그 당시에는 왜 못 먹게 하셨는지 몰랐지만 — 카페인 때문이었더라고요.
그 박카스가 2012년에 이런 광고를 만들었어요.
When I was little, I used to sneak sips of Bacchus when my mother wasn’t looking. I didn’t know why it was off-limits — it just was, and that made it more interesting. That same Bacchus, Korea’s most beloved energy drink, made this ad in 2012. I still think about it.

What the Ad Shows

A pojangmacha — a small Korean street tent bar — late at night. Office workers slumped over soju, venting about their day. One of them slams the table: “I’m going to quit. I should just quit!” His friend pats his shoulder, shaking his head.

Cut to: a young man sitting at home, unemployed, watching TV. “I need to get a job before I can even think about quitting one.”

Cut to: a soldier on night watch duty, rifle in hand, staring into the dark. He sees the unemployed man on TV, lounging around. “Lucky. Imagine just lying around watching TV all day.”

His senior soldier, standing next to him: “I want to lie down.”

The junior soldier, snapping to attention: “Sir, no sir.”

Back to the pojangmacha. The office workers are now watching TV — a program about soldiers. One of them sighs:

“Those were the days. Back then, at least you knew when it would end.”

The Triangle Nobody Talks About

In English, we say: the grass is always greener on the other side. But this ad does something sharper — it shows that the grass goes in a circle.

직장인
office worker
→ envies →
군인 · the soldier
“at least there’s an end date”
군인
soldier
→ envies →
백수 · the unemployed
“lying around freely”
백수
unemployed
→ envies →
직장인 · the worker
“at least they have a job”

Nobody is actually better off. They’re just standing in different spots on the same circle, each one looking at someone else’s spot and thinking: 부럽다.

The Word Itself

부럽다 (bu-reop-da) means “I envy you” or “how lucky you are.” But it doesn’t carry the bitterness that envy sometimes does in English. It’s softer — almost wistful. The feeling of looking at someone else’s life and thinking: that must be nice.

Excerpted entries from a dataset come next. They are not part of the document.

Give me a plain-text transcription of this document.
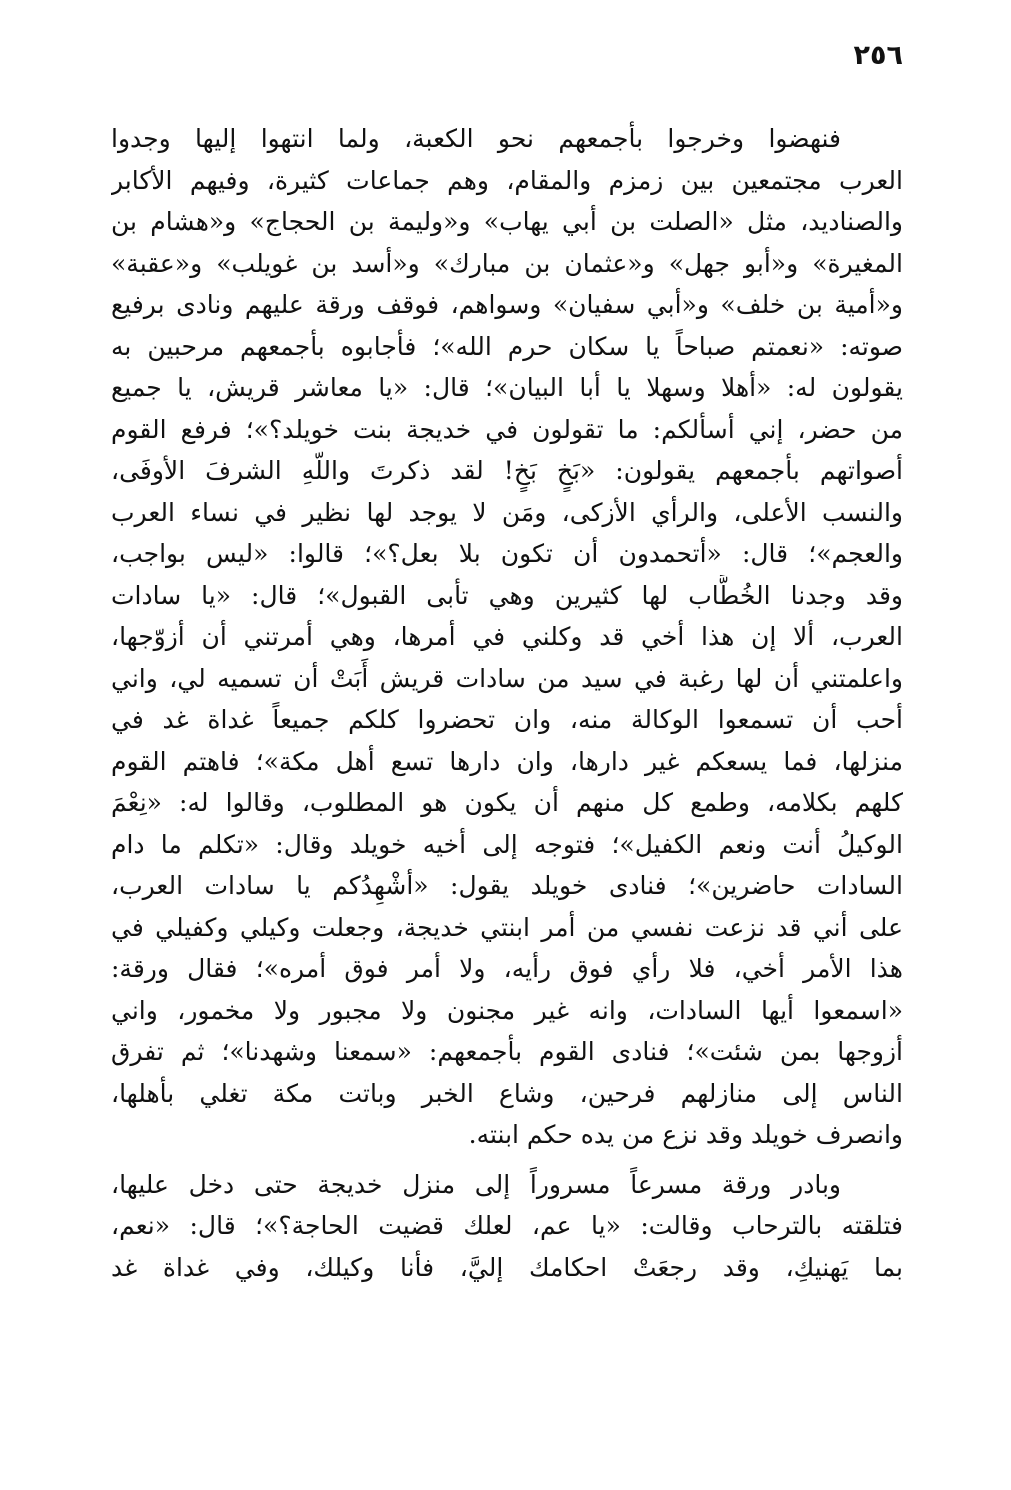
٢٥٦
فنهضوا وخرجوا بأجمعهم نحو الكعبة، ولما انتهوا إليها وجدوا
العرب مجتمعين بين زمزم والمقام، وهم جماعات كثيرة، وفيهم الأكابر
والصناديد، مثل «الصلت بن أبي يهاب» و«وليمة بن الحجاج» و«هشام بن
المغيرة» و«أبو جهل» و«عثمان بن مبارك» و«أسد بن غويلب» و«عقبة»
و«أمية بن خلف» و«أبي سفيان» وسواهم، فوقف ورقة عليهم ونادى برفيع
صوته: «نعمتم صباحاً يا سكان حرم الله»؛ فأجابوه بأجمعهم مرحبين به
يقولون له: «أهلا وسهلا يا أبا البيان»؛ قال: «يا معاشر قريش، يا جميع
من حضر، إني أسألكم: ما تقولون في خديجة بنت خويلد؟»؛ فرفع القوم
أصواتهم بأجمعهم يقولون: «بَخٍ بَخٍ! لقد ذكرتَ واللّهِ الشرفَ الأوفَى،
والنسب الأعلى، والرأي الأزكى، ومَن لا يوجد لها نظير في نساء العرب
والعجم»؛ قال: «أتحمدون أن تكون بلا بعل؟»؛ قالوا: «ليس بواجب،
وقد وجدنا الخُطَّاب لها كثيرين وهي تأبى القبول»؛ قال: «يا سادات
العرب، ألا إن هذا أخي قد وكلني في أمرها، وهي أمرتني أن أزوّجها،
واعلمتني أن لها رغبة في سيد من سادات قريش أَبَتْ أن تسميه لي، واني
أحب أن تسمعوا الوكالة منه، وان تحضروا كلكم جميعاً غداة غد في
منزلها، فما يسعكم غير دارها، وان دارها تسع أهل مكة»؛ فاهتم القوم
كلهم بكلامه، وطمع كل منهم أن يكون هو المطلوب، وقالوا له: «نِعْمَ
الوكيلُ أنت ونعم الكفيل»؛ فتوجه إلى أخيه خويلد وقال: «تكلم ما دام
السادات حاضرين»؛ فنادى خويلد يقول: «أشْهِدُكم يا سادات العرب،
على أني قد نزعت نفسي من أمر ابنتي خديجة، وجعلت وكيلي وكفيلي في
هذا الأمر أخي، فلا رأي فوق رأيه، ولا أمر فوق أمره»؛ فقال ورقة:
«اسمعوا أيها السادات، وانه غير مجنون ولا مجبور ولا مخمور، واني
أزوجها بمن شئت»؛ فنادى القوم بأجمعهم: «سمعنا وشهدنا»؛ ثم تفرق
الناس إلى منازلهم فرحين، وشاع الخبر وباتت مكة تغلي بأهلها،
وانصرف خويلد وقد نزع من يده حكم ابنته.
وبادر ورقة مسرعاً مسروراً إلى منزل خديجة حتى دخل عليها،
فتلقته بالترحاب وقالت: «يا عم، لعلك قضيت الحاجة؟»؛ قال: «نعم،
بما يَهنيكِ، وقد رجعَتْ احكامك إليَّ، فأنا وكيلك، وفي غداة غد
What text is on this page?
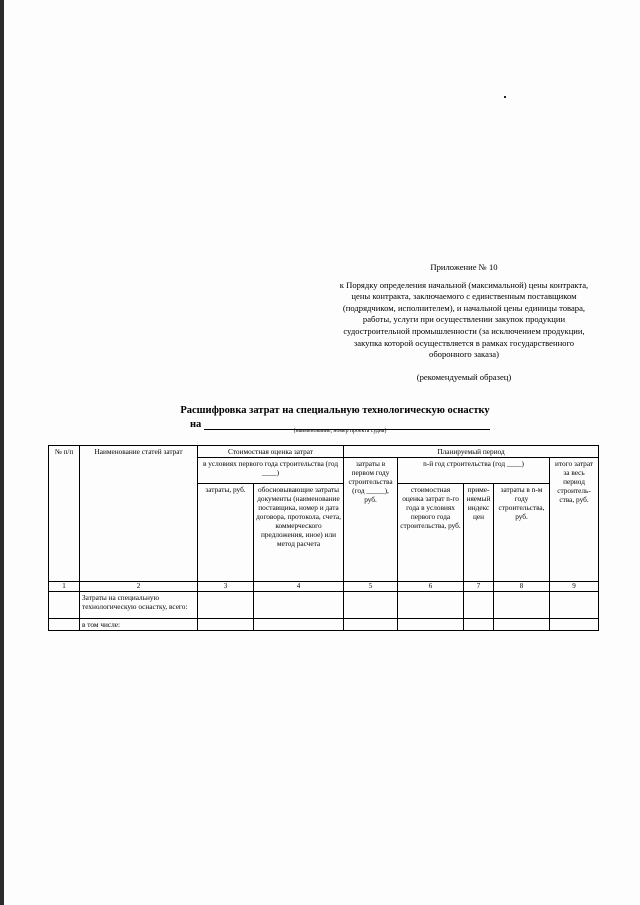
Приложение № 10
к Порядку определения начальной (максимальной) цены контракта,
цены контракта, заключаемого с единственным поставщиком
(подрядчиком, исполнителем), и начальной цены единицы товара,
работы, услуги при осуществлении закупок продукции
судостроительной промышленности (за исключением продукции,
закупка которой осуществляется в рамках государственного
оборонного заказа)
(рекомендуемый образец)
Расшифровка затрат на специальную технологическую оснастку
на
(наименование, номер проекта судна)
№ п/п	Наименование статей затрат	Стоимостная оценка затрат		Планируемый период				
		в условиях первого года строительства (год ____)		затраты в первом году строительства (год _____), руб.	n-й год строительства (год ____)			итого затрат за весь период строитель- ства, руб.
		затраты, руб.	обосновывающие затраты документы (наименование поставщика, номер и дата договора, протокола, счета, коммерческого предложения, иное) или метод расчета		стоимостная оценка затрат n-го года в условиях первого года строительства, руб.	приме- няемый индекс цен	затраты в n-м году строительства, руб.	
1	2	3	4	5	6	7	8	9
	Затраты на специальную технологическую оснастку, всего:							
	в том числе:							
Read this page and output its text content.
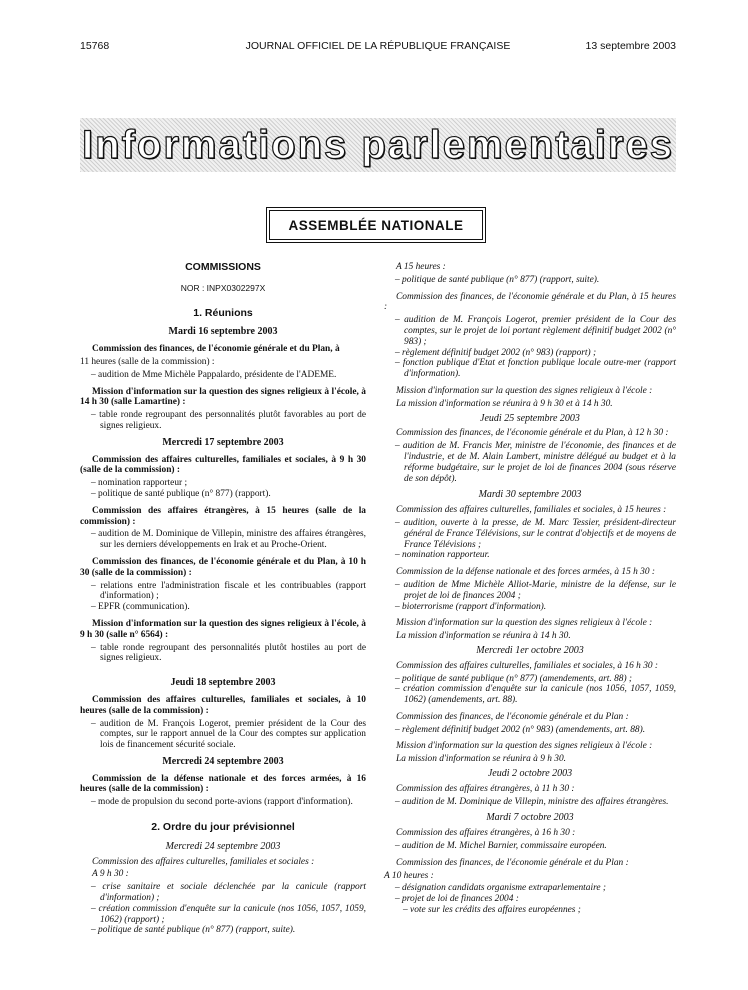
15768	JOURNAL OFFICIEL DE LA RÉPUBLIQUE FRANÇAISE	13 septembre 2003
Informations parlementaires
ASSEMBLÉE NATIONALE
COMMISSIONS
NOR : INPX0302297X
1. Réunions
Mardi 16 septembre 2003

Commission des finances, de l'économie générale et du Plan, à

11 heures (salle de la commission) :

– audition de Mme Michèle Pappalardo, présidente de l'ADEME.

Mission d'information sur la question des signes religieux à l'école, à 14 h 30 (salle Lamartine) :

– table ronde regroupant des personnalités plutôt favorables au port de signes religieux.
Mercredi 17 septembre 2003

Commission des affaires culturelles, familiales et sociales, à 9 h 30 (salle de la commission) :

– nomination rapporteur ;
– politique de santé publique (n° 877) (rapport).

Commission des affaires étrangères, à 15 heures (salle de la commission) :

– audition de M. Dominique de Villepin, ministre des affaires étrangères, sur les derniers développements en Irak et au Proche-Orient.

Commission des finances, de l'économie générale et du Plan, à 10 h 30 (salle de la commission) :

– relations entre l'administration fiscale et les contribuables (rapport d'information) ;
– EPFR (communication).

Mission d'information sur la question des signes religieux à l'école, à 9 h 30 (salle n° 6564) :

– table ronde regroupant des personnalités plutôt hostiles au port de signes religieux.
Jeudi 18 septembre 2003

Commission des affaires culturelles, familiales et sociales, à 10 heures (salle de la commission) :

– audition de M. François Logerot, premier président de la Cour des comptes, sur le rapport annuel de la Cour des comptes sur application lois de financement sécurité sociale.
Mercredi 24 septembre 2003

Commission de la défense nationale et des forces armées, à 16 heures (salle de la commission) :

– mode de propulsion du second porte-avions (rapport d'information).
2. Ordre du jour prévisionnel
Mercredi 24 septembre 2003

Commission des affaires culturelles, familiales et sociales :

A 9 h 30 :

– crise sanitaire et sociale déclenchée par la canicule (rapport d'information) ;
– création commission d'enquête sur la canicule (nos 1056, 1057, 1059, 1062) (rapport) ;
– politique de santé publique (n° 877) (rapport, suite).

A 15 heures :

– politique de santé publique (n° 877) (rapport, suite).

Commission des finances, de l'économie générale et du Plan, à 15 heures :

– audition de M. François Logerot, premier président de la Cour des comptes, sur le projet de loi portant règlement définitif budget 2002 (n° 983) ;
– règlement définitif budget 2002 (n° 983) (rapport) ;
– fonction publique d'Etat et fonction publique locale outre-mer (rapport d'information).

Mission d'information sur la question des signes religieux à l'école :

La mission d'information se réunira à 9 h 30 et à 14 h 30.

Jeudi 25 septembre 2003

Commission des finances, de l'économie générale et du Plan, à 12 h 30 :

– audition de M. Francis Mer, ministre de l'économie, des finances et de l'industrie, et de M. Alain Lambert, ministre délégué au budget et à la réforme budgétaire, sur le projet de loi de finances 2004 (sous réserve de son dépôt).
Mardi 30 septembre 2003

Commission des affaires culturelles, familiales et sociales, à 15 heures :

– audition, ouverte à la presse, de M. Marc Tessier, président-directeur général de France Télévisions, sur le contrat d'objectifs et de moyens de France Télévisions ;
– nomination rapporteur.

Commission de la défense nationale et des forces armées, à 15 h 30 :

– audition de Mme Michèle Alliot-Marie, ministre de la défense, sur le projet de loi de finances 2004 ;
– bioterrorisme (rapport d'information).

Mission d'information sur la question des signes religieux à l'école :

La mission d'information se réunira à 14 h 30.

Mercredi 1er octobre 2003

Commission des affaires culturelles, familiales et sociales, à 16 h 30 :

– politique de santé publique (n° 877) (amendements, art. 88) ;
– création commission d'enquête sur la canicule (nos 1056, 1057, 1059, 1062) (amendements, art. 88).

Commission des finances, de l'économie générale et du Plan :

– règlement définitif budget 2002 (n° 983) (amendements, art. 88).

Mission d'information sur la question des signes religieux à l'école :

La mission d'information se réunira à 9 h 30.

Jeudi 2 octobre 2003

Commission des affaires étrangères, à 11 h 30 :

– audition de M. Dominique de Villepin, ministre des affaires étrangères.
Mardi 7 octobre 2003

Commission des affaires étrangères, à 16 h 30 :

– audition de M. Michel Barnier, commissaire européen.

Commission des finances, de l'économie générale et du Plan :

A 10 heures :

– désignation candidats organisme extraparlementaire ;
– projet de loi de finances 2004 :
– vote sur les crédits des affaires européennes ;
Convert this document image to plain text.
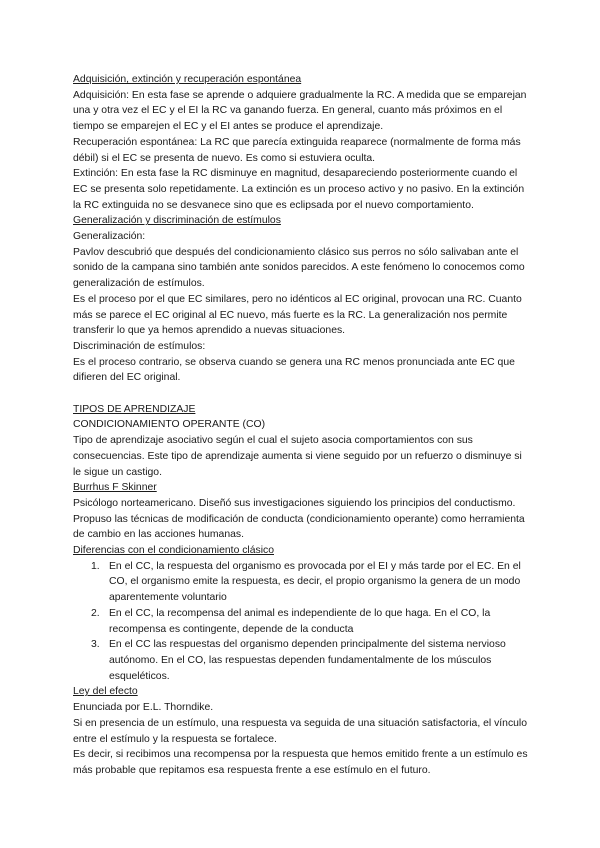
Adquisición, extinción y recuperación espontánea

Adquisición: En esta fase se aprende o adquiere gradualmente la RC. A medida que se emparejan una y otra vez el EC y el EI la RC va ganando fuerza. En general, cuanto más próximos en el tiempo se emparejen el EC y el EI antes se produce el aprendizaje.

Recuperación espontánea: La RC que parecía extinguida reaparece (normalmente de forma más débil) si el EC se presenta de nuevo. Es como si estuviera oculta.

Extinción: En esta fase la RC disminuye en magnitud, desapareciendo posteriormente cuando el EC se presenta solo repetidamente. La extinción es un proceso activo y no pasivo. En la extinción la RC extinguida no se desvanece sino que es eclipsada por el nuevo comportamiento.

Generalización y discriminación de estímulos

Generalización:

Pavlov descubrió que después del condicionamiento clásico sus perros no sólo salivaban ante el sonido de la campana sino también ante sonidos parecidos. A este fenómeno lo conocemos como generalización de estímulos.

Es el proceso por el que EC similares, pero no idénticos al EC original, provocan una RC. Cuanto más se parece el EC original al EC nuevo, más fuerte es la RC. La generalización nos permite transferir lo que ya hemos aprendido a nuevas situaciones.

Discriminación de estímulos:

Es el proceso contrario, se observa cuando se genera una RC menos pronunciada ante EC que difieren del EC original.

TIPOS DE APRENDIZAJE

CONDICIONAMIENTO OPERANTE (CO)

Tipo de aprendizaje asociativo según el cual el sujeto asocia comportamientos con sus consecuencias. Este tipo de aprendizaje aumenta si viene seguido por un refuerzo o disminuye si le sigue un castigo.

Burrhus F Skinner

Psicólogo norteamericano. Diseñó sus investigaciones siguiendo los principios del conductismo. Propuso las técnicas de modificación de conducta (condicionamiento operante) como herramienta de cambio en las acciones humanas.

Diferencias con el condicionamiento clásico

1. En el CC, la respuesta del organismo es provocada por el EI y más tarde por el EC. En el CO, el organismo emite la respuesta, es decir, el propio organismo la genera de un modo aparentemente voluntario
2. En el CC, la recompensa del animal es independiente de lo que haga. En el CO, la recompensa es contingente, depende de la conducta
3. En el CC las respuestas del organismo dependen principalmente del sistema nervioso autónomo. En el CO, las respuestas dependen fundamentalmente de los músculos esqueléticos.

Ley del efecto

Enunciada por E.L. Thorndike.

Si en presencia de un estímulo, una respuesta va seguida de una situación satisfactoria, el vínculo entre el estímulo y la respuesta se fortalece.

Es decir, si recibimos una recompensa por la respuesta que hemos emitido frente a un estímulo es más probable que repitamos esa respuesta frente a ese estímulo en el futuro.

The ad ends with no solution. No punchline. Just the quiet recognition that everyone — the exhausted worker, the bored soldier, the anxious job-seeker — is carrying something. And everyone, somewhere, is someone else’s 부럽다.

Everyone looks at someone else’s life
and thinks: that must be easier.
Maybe it is.
Maybe you are someone else’s easier, too. 대한민국에서 OOO으로 산다는 것 · Bacchus · 박카스 · 2012

Watch it. Twelve years later, it still lands.